The Stranger: la recensione del thriller australiano con Joel Edgerton
Tesissima e cupissima opera seconda di Thomas M. Wright, è stata presentata al Torino Film Festival dopo la prima mondiale di Cannes lo scorso maggio, e arriverà nei cinema italiani prossimamente con BIM Distribuzione. Ecco la recensione di The Stranger di Federico Gironi.

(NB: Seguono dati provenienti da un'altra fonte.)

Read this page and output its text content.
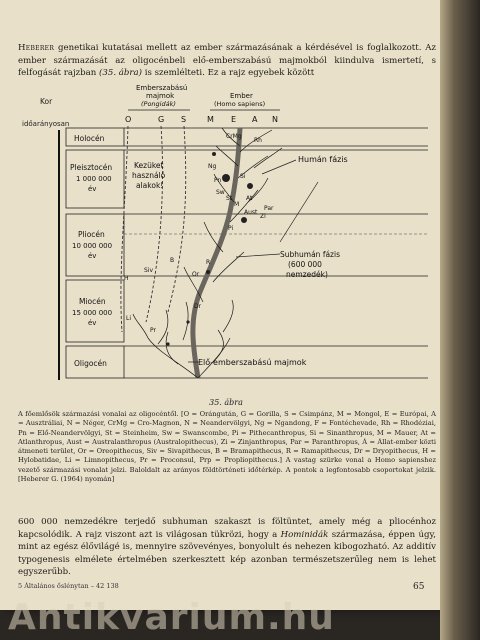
Heberer genetikai kutatásai mellett az ember származásának a kérdésével is foglalkozott. Az ember származását az oligocénbeli elő-emberszabású majmokból kiindulva ismertetí, s felfogását rajzban (35. ábra) is szemlélteti. Ez a rajz egyebek között

Kor
időarányosan
Holocén
Pleisztocén
1 000 000
év
Pliocén
10 000 000
év
Miocén
15 000 000
év
Oligocén
Emberszabású
majmok
(Pongidák)
Ember
(Homo sapiens)
O	G S	M E A N
CrMg
Rh
Ng
Sw
St
Pn
Si
M
At
Aust
Par
Zi
Pi
Siv
B
Or
H
Li
Dr
R
Pr
Kezüket
használó
alakok!
Humán fázis
Subhumán fázis
(600 000
nemzedék)
Elő-emberszabású majmok
35. ábra

A főemlősök származási vonalai az oligocéntől. [O = Orángután, G = Gorilla, S = Csimpánz, M = Mongol, E = Európai, A = Ausztráliai, N = Néger, CrMg = Cro-Magnon, N = Neandervölgyi, Ng = Ngandong, F = Fontéchevade, Rh = Rhodéziai, Pn = Elő-Neandervölgyi, St = Steinheim, Sw = Swanscombe, Pi = Pithecanthropus, Si = Sinanthropus, M = Mauer, At = Atlanthropus, Aust = Australanthropus (Australopithecus), Zi = Zinjanthropus, Par = Paranthropus, Á = Állat-ember közti átmeneti terület, Or = Oreopithecus, Siv = Sivapithecus, B = Bramapithecus, R = Ramapithecus, Dr = Dryopithecus, H = Hylobatidae, Li = Limnopithecus, Pr = Proconsul, Prp = Propliopithecus.] A vastag szürke vonal a Homo sapienshez vezető származási vonalat jelzi. Baloldalt az arányos földtörténeti időtérkép. A pontok a legfontosabb csoportokat jelzik. [Heberer G. (1964) nyomán]

600 000 nemzedékre terjedő subhuman szakaszt is föltüntet, amely még a pliocénhoz kapcsolódik. A rajz viszont azt is világosan tükrözi, hogy a Hominidák származása, éppen úgy, mint az egész élővilágé is, mennyire szövevényes, bonyolult és nehezen kibogozható. Az additív typogenesis elmélete értelmében szerkesztett kép azonban természetszerűleg nem is lehet egyszerűbb.

5 Általános őslénytan – 42 138	65
Antikvarium.hu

Di film che raccontano di poliziotti infiltrati, delle loro necessità di rimanere sempre dentro a un personaggio, dei conflitti e dei tormenti interiori provati dal rimanere a costante e intimo contatto col crimine, ne abbiamo visti tanti. Nessuno, forse, ha raccontato tutto questo con la radicalità dell’australiano Thomas M. Wright, uno che ha fatto teatro a livelli molto alti, l’attore per il cinema e la tv, e che da qualche anno fa anche il regista cinematografico.
The Stranger, che è la sua opera seconda, racconta una storia che, sulla carta, abbiamo sentito mille volte: Joel Edgerton è Mark, un poliziotto che si finge criminale per ottenere la fiducia di Henry (Sean Harris), inquietante poco di buono fortemente sospettato del rapimento e dell’uccisione di un bambino. E forse non di uno solo.
Il punto, qui, non è la colpevolezza di Henry, il personaggio di un Harris elettrico e oscuro: perché lo sappiamo benissimo tutti, che è colpevole.
Il punto, qui, è vedere il prezzo pagato dal Mark di Edgerton, giorno dopo giorno, in una vicinanza intima con qualcuno che rappresenta un Male assoluto che lo elegge a amico e speranza, il prosciugamento emotivo (e fisico: i due finiscono con il somigliarsi tantissimo non solo per via di barbe e capelli lunghi, ma anche perché a Edgerton si scava man mano il volto come scavato è quello di Harris) che il suo vivere in questo modo comporta.
Il senso di pericolo incombe sulle spalle di personaggi e spettatori per tutto il film, la tensione è costante e costantemente inesplosa, e per questo ancora più elevata.
Wright gestisce benissimo il copione, i suoi ottimi attori protagonisti e ancora di più le immagini del suo film, che procede lontano da ogni tentazione banalmente spettacolare di stampo hollywoodiano ma lavora costantemente sulla stimolazione sensoriale, visiva e sonora, utilizzando le luci e le oscurità, i rumori e le parole, per calarci dentro un incubo a occhi aperti che è quello vissuto dal personaggio di Edgerton. Il quale, non a caso, inizia a confondere realtà e immaginazione esattamente come Wright si diverte a mescolare i piani temporali.
Non ci sono riferimenti saldi, in The Stranger. Dalla prima inquadratura Wright chiama a sé lo spettatore e lo costringe a compiere un lavoro costante di riempimento (di vuoti) e di decrittazione (di identità e di racconto), catturandolo così in una tela insidiosa che non lascia scampo e che si riempie di immagini inquietanti, misteriose e simboliche, come quelle di una grande montagna immersa nei boschi e nella nebbia.
E il nostro sguardo, per quanto smarrito, attonito, perduto, diventa in questo caso la terza traiettoria in una triangolazione carica di complessi e controversi sentimenti umani che vede in Edgerton e Harris gli altri due lati di questa geometria in costante e inquieto movimento.